Glamour and groove are all that matters at a Jolin Tsai concert. From wavy blonde hair and deep red lipstick (a la 1940s movie stars) to pure ballerina in white skirt trailing a rhythmic gymnastics ribbon, her ever-changing looks draw as much attention as the music. Her tours are always a big dress-up event for the young people who fill the arenas.
In her upcoming Beijing concert on Sept 15, the 33-year-old singer from Taiwan will present her dramatic costumes and perform her hits from past decades and new songs from an upcoming album (her 12th), titled Muse, which will be released a day before the concert.
"I consider my concert stage as a catwalk," says big-eyed Tsai, who was the No 2 earner among Taiwan singers in 2010 and 2011 behind Jay Chou. "I care about the dresses, the makeup and the high heels. I want to change costumes for every song if possible."
Her love for changing styles has grown with her music development.
Tsai first started her singing career by taking part in an MTV singing competition at Taiwan at 18. She won the top prize at the competition with her rendition of Whitney Houston's Greatest Love of All.
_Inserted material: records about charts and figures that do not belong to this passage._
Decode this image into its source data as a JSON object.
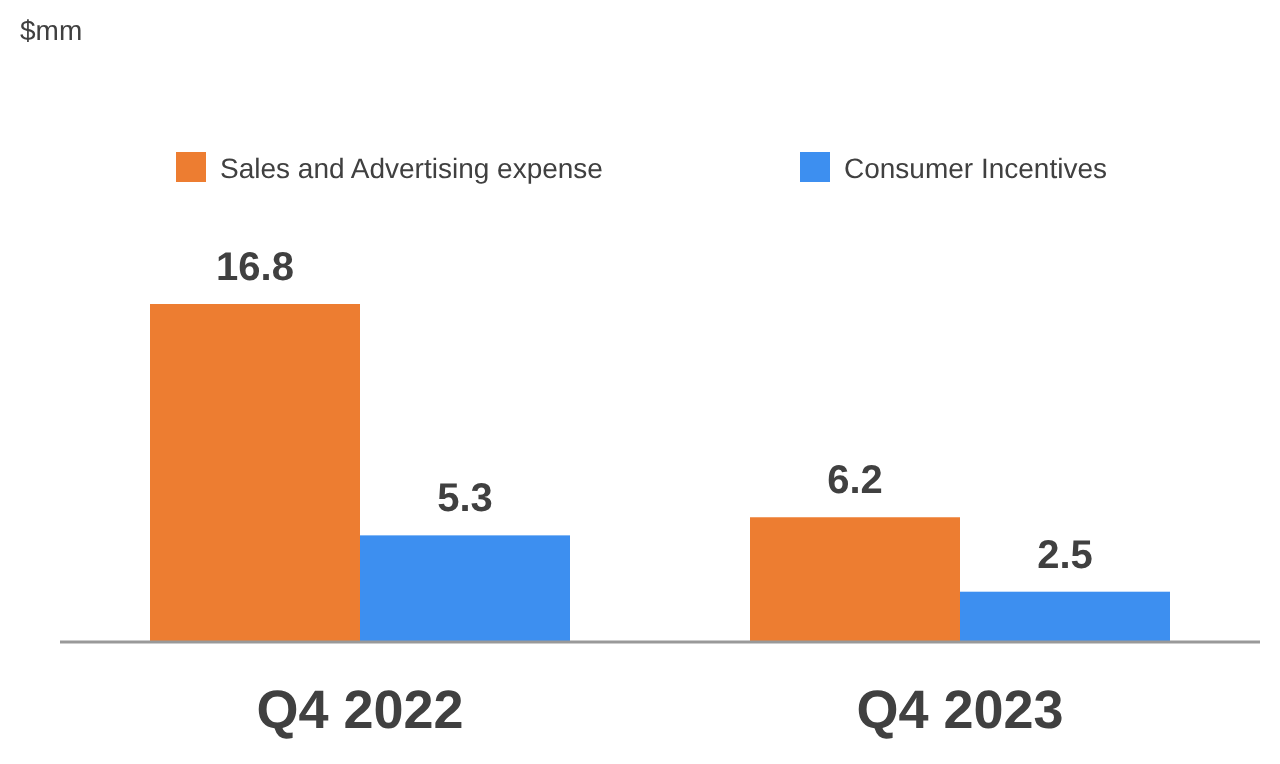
{
  "chart_data": {
    "type": "bar",
    "annotations": [
      "$mm"
    ],
    "categories": [
      "Q4 2022",
      "Q4 2023"
    ],
    "series": [
      {
        "name": "Sales and Advertising expense",
        "color": "#ed7d31",
        "values": [
          16.8,
          6.2
        ]
      },
      {
        "name": "Consumer Incentives",
        "color": "#3d8ff0",
        "values": [
          5.3,
          2.5
        ]
      }
    ],
    "data_labels": true,
    "legend": "top right",
    "grid": false
  }
}
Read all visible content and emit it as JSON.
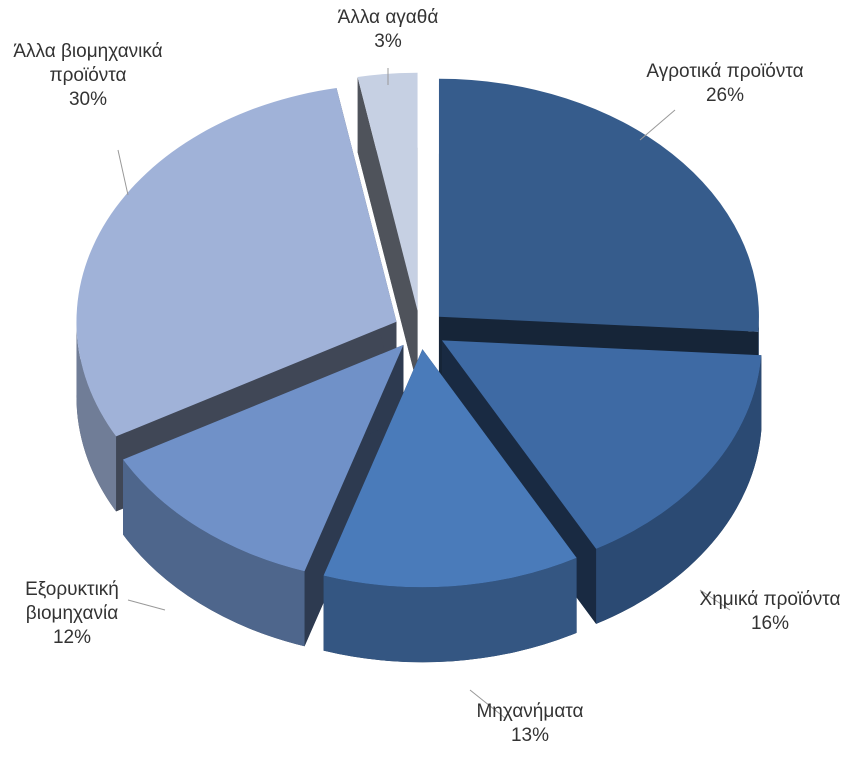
{
  "chart_data": {
    "type": "pie3d",
    "categories": [
      "Αγροτικά προϊόντα",
      "Χημικά προϊόντα",
      "Μηχανήματα",
      "Εξορυκτική βιομηχανία",
      "Άλλα βιομηχανικά προϊόντα",
      "Άλλα αγαθά"
    ],
    "values": [
      26,
      16,
      13,
      12,
      30,
      3
    ],
    "value_labels": [
      "26%",
      "16%",
      "13%",
      "12%",
      "30%",
      "3%"
    ],
    "colors": [
      "#365c8c",
      "#3e6aa4",
      "#4a7bba",
      "#7091c8",
      "#a0b2d8",
      "#c6d0e3"
    ]
  }
}
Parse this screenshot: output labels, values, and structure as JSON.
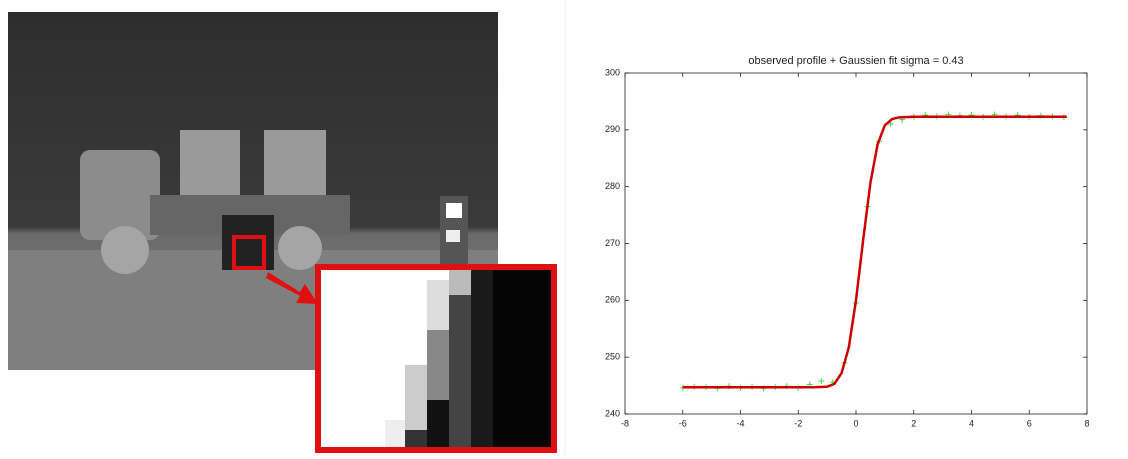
{
  "chart_data": {
    "type": "scatter",
    "title": "observed profile + Gaussien fit sigma = 0.43",
    "xlim": [
      -8,
      8
    ],
    "xticks": [
      -8,
      -6,
      -4,
      -2,
      0,
      2,
      4,
      6,
      8
    ],
    "ylim": [
      240,
      300
    ],
    "yticks": [
      240,
      250,
      260,
      270,
      280,
      290,
      300
    ],
    "series": [
      {
        "type": "scatter",
        "color": "#44dd44",
        "x": [
          -6,
          -5.6,
          -5.2,
          -4.8,
          -4.4,
          -4,
          -3.6,
          -3.2,
          -2.8,
          -2.4,
          -2,
          -1.6,
          -1.2,
          -0.8,
          -0.4,
          0,
          0.4,
          0.8,
          1.2,
          1.6,
          2,
          2.4,
          2.8,
          3.2,
          3.6,
          4,
          4.4,
          4.8,
          5.2,
          5.6,
          6,
          6.4,
          6.8,
          7.2
        ],
        "values": [
          244.6,
          244.8,
          244.7,
          244.5,
          244.9,
          244.6,
          244.8,
          244.5,
          244.7,
          244.9,
          244.6,
          245.2,
          245.8,
          245.6,
          249,
          259.5,
          276.5,
          288,
          291,
          291.8,
          292.3,
          292.6,
          292.4,
          292.7,
          292.5,
          292.6,
          292.3,
          292.7,
          292.4,
          292.6,
          292.3,
          292.5,
          292.4,
          292.2
        ]
      },
      {
        "type": "line",
        "color": "#cc0000",
        "x": [
          -6,
          -4,
          -2,
          -1.5,
          -1,
          -0.75,
          -0.5,
          -0.25,
          0,
          0.25,
          0.5,
          0.75,
          1,
          1.25,
          1.5,
          2,
          4,
          7.3
        ],
        "values": [
          244.7,
          244.7,
          244.7,
          244.7,
          244.8,
          245.3,
          247.2,
          251.7,
          260.0,
          270.7,
          280.7,
          287.5,
          290.8,
          291.9,
          292.2,
          292.3,
          292.3,
          292.3
        ]
      }
    ]
  }
}
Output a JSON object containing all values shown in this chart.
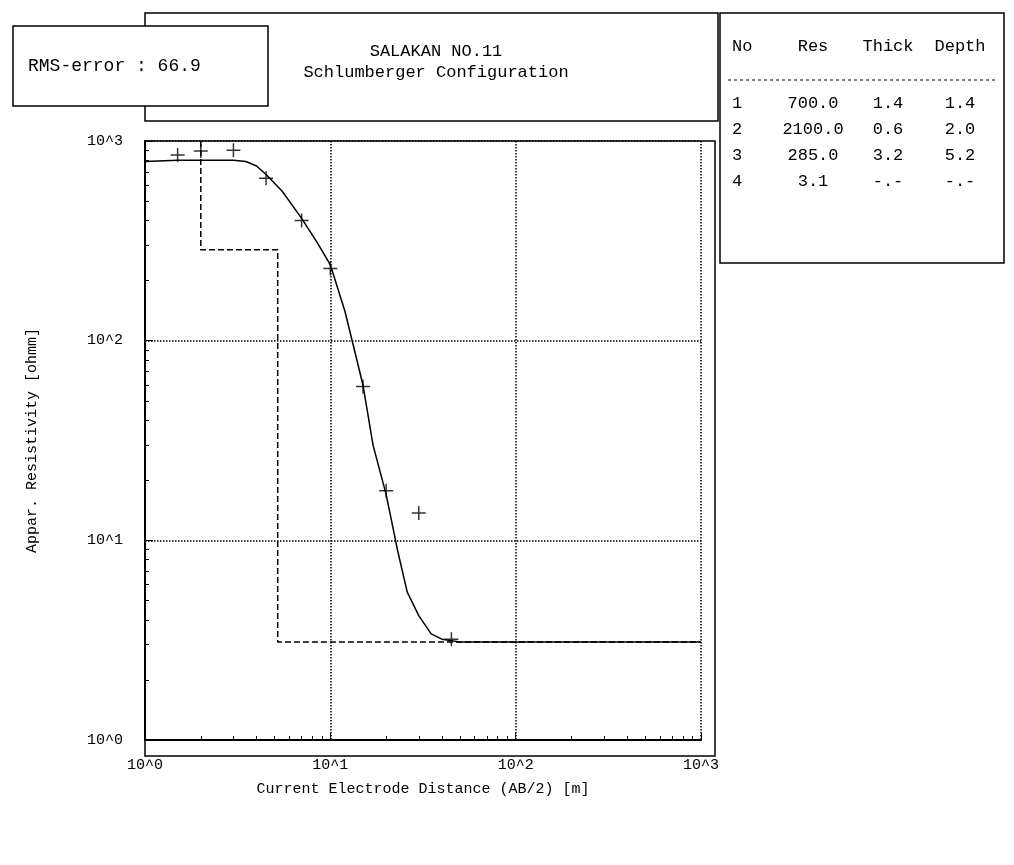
{
  "chart_data": {
    "type": "scatter",
    "title": "SALAKAN NO.11",
    "subtitle": "Schlumberger Configuration",
    "xlabel": "Current Electrode Distance (AB/2) [m]",
    "ylabel": "Appar. Resistivity [ohmm]",
    "log": "xy",
    "grid": true,
    "marker": "cross",
    "xlim": [
      1,
      1000
    ],
    "ylim": [
      1,
      1000
    ],
    "xticks": [
      {
        "value": 1,
        "label": "10^0"
      },
      {
        "value": 10,
        "label": "10^1"
      },
      {
        "value": 100,
        "label": "10^2"
      },
      {
        "value": 1000,
        "label": "10^3"
      }
    ],
    "yticks": [
      {
        "value": 1,
        "label": "10^0"
      },
      {
        "value": 10,
        "label": "10^1"
      },
      {
        "value": 100,
        "label": "10^2"
      },
      {
        "value": 1000,
        "label": "10^3"
      }
    ],
    "annotations": [
      "RMS-error : 66.9",
      "No",
      "Res",
      "Thick",
      "Depth",
      "1",
      "700.0",
      "1.4",
      "1.4",
      "2",
      "2100.0",
      "0.6",
      "2.0",
      "3",
      "285.0",
      "3.2",
      "5.2",
      "4",
      "3.1",
      "-.-",
      "-.-"
    ],
    "series": [
      {
        "color": "#000000",
        "x": [
          1.5,
          2,
          3,
          4.5,
          7,
          10,
          15,
          20,
          30,
          45
        ],
        "values": [
          850,
          890,
          900,
          650,
          400,
          230,
          59,
          17.7,
          13.7,
          3.2
        ]
      },
      {
        "type": "line",
        "color": "#000000",
        "line_style": "solid",
        "marker": "none",
        "x": [
          1,
          1.5,
          2,
          3,
          3.5,
          4,
          4.5,
          5.5,
          7,
          8.5,
          10,
          12,
          15,
          17,
          20,
          23,
          26,
          30,
          35,
          40,
          50,
          100,
          1000
        ],
        "values": [
          790,
          800,
          800,
          800,
          790,
          750,
          680,
          560,
          410,
          310,
          240,
          140,
          60,
          30,
          17,
          9,
          5.5,
          4.2,
          3.4,
          3.2,
          3.1,
          3.1,
          3.1
        ]
      },
      {
        "type": "step",
        "color": "#000000",
        "line_style": "dashed",
        "marker": "none",
        "x": [
          2,
          2,
          5.2,
          1000
        ],
        "values": [
          1000,
          285,
          3.1,
          3.1
        ]
      }
    ]
  }
}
Then the record company positioned her as the girl next door - sweet and happy.
Her debut album, Jolin 1019, was an instant hit, selling more than 400,000 copies in Asia, which earned her a nickname "teenage boy killer". After a few albums with the good-girl image, which sold well, Tsai wanted some changes.
She dyed her hair red, pierced her ears and put on shorts. Her fifth album, Magic, topped music charts in Taiwan and the mainland and the song, See My 72 Changes, totally transformed her usual image and saw Tsai as a sexy dancer. Her love affair with Jay Chou, "the king of pop in Taiwan", also made headlines.
Tsai is passionate about electronic music and the sound of disco, which is why she always dances like there is no tomorrow onstage, even when she was suffering through breakups.
When she released her album Dancing Diva, she surprised people by learning rhythmic gymnastics and performed yoga at concerts like her idol Madonna.
Some have questioned her singing ability, claiming that Tsai works so hard at dancing to cover up her singing weakness.
Tsai is frank about that. She once joked that if singers like Faye Wong is God-made talent, then she is Earth-made. She has to work very hard to catch up with the talents who are born to sing, she says.
"I appreciate those who doubt my singing ability. Without those critics, I wouldn't push myself so hard to learn dancing and polish my singing," she says.